Family planning funding has a substantial impact on future expenditures for both the public and private sectors. It is estimated that there is a $4 savings in short-term public funding costs in medical care for every $1 spent to prevent unintended pregnancy [8]. Using 2010 Title X data, the Guttmacher Institute calculated that the average cost for a Medicaid-covered birth was $12,770, whereas one year of Title X clinic provided contraception was $269 per client [2]. The return is similar for private providers. However, in the United States, public support for providing the full range of reproductive health care services, including contraception, reproductive health related counseling, and cancer screenings remains a challenge.

The Title X program

Title X of the Public Health Service Act provides funding for the provision of family planning services, which include various sexual and reproductive health services, including contraception [16]. It is the only federal grant program focused entirely on providing comprehensive family planning and related preventive health services, with priority given to low-income persons [16]. Questions have been presented about the necessity of Title X programs since the passage of the ACA, which has increased the number of insured persons and overall access to health services.

The Title X program is administered by the Office of Population Affairs (OPA) under the U.S. Department of Health and Human Services. They serve around 4 million clients annually through various service sites, including state, county, and local health departments. Community health centers, Planned Parenthood centers, other hospital, school, and faith- based programs, and private nonprofits also are among the Title X grantees (Office of Population Affairs 2015).

Research clearly shows health disparities related to sexual and reproductive health for low-income and women of color [5] and Title X programs have been successful at providing needed services to these populations. In addition, Title X clinics help Medicaid-eligible patients with enrollment and help other patients enroll in exchanges, which help to increase health care access. Title X staff are specifically trained in meeting the needs of vulnerable populations, like individuals with limited English proficiency, teenagers, and those confronting complex medical and personal issues such as substance abuse, disability, homelessness or intimate partner violence [16]. Title X funding goes toward supporting this infrastructure, such as personnel training, community education, and other such services [10].

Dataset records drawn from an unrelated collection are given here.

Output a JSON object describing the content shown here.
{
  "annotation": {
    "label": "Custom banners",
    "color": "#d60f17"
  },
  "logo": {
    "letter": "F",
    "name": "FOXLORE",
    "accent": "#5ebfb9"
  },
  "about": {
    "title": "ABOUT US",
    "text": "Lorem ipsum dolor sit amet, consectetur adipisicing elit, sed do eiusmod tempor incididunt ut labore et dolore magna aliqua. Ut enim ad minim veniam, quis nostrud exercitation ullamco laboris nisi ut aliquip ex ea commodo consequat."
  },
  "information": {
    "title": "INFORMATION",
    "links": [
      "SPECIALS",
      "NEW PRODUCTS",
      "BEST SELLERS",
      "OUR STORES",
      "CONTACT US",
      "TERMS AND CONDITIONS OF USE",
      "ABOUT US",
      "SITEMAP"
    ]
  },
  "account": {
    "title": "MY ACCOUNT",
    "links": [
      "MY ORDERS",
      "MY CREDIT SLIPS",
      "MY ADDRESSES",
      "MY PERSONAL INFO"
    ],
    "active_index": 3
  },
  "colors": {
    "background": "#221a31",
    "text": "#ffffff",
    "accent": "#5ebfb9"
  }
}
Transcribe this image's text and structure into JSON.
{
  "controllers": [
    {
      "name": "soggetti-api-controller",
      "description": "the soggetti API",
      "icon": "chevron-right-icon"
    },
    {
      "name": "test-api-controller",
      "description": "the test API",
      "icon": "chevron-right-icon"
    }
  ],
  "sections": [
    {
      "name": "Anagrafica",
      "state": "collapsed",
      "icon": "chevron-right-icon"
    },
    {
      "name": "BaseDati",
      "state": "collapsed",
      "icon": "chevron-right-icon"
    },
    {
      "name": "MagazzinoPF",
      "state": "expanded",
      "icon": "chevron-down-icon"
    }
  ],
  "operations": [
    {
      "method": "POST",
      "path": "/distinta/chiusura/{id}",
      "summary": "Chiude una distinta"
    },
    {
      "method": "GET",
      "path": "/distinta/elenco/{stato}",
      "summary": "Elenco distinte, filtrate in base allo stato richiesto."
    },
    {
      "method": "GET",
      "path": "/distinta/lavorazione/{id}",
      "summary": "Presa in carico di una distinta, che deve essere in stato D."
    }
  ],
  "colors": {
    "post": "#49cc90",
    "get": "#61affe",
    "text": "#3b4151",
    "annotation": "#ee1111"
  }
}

According to the Title X Congressional Research Service report, the FY2016 Justification section of the Health Resources and Services Administration (HRSA), the Administration expected that Title X clinics would increase revenue because they would increase their proportion of clients with insurance coverage and the billing of third parties. However, the Family Planning Annual Report (FPAR) shows that overall dollar amounts of Title X revenue in 2014 actually declined. The size and reach of the provider service network has also had an overall decline. The overall decreases in Title X revenue from third parties (including Medicaid) and the size and reach of the provider network has again called into question the necessity and effectiveness of this program—especially after the implementation of the Affordable Care Act.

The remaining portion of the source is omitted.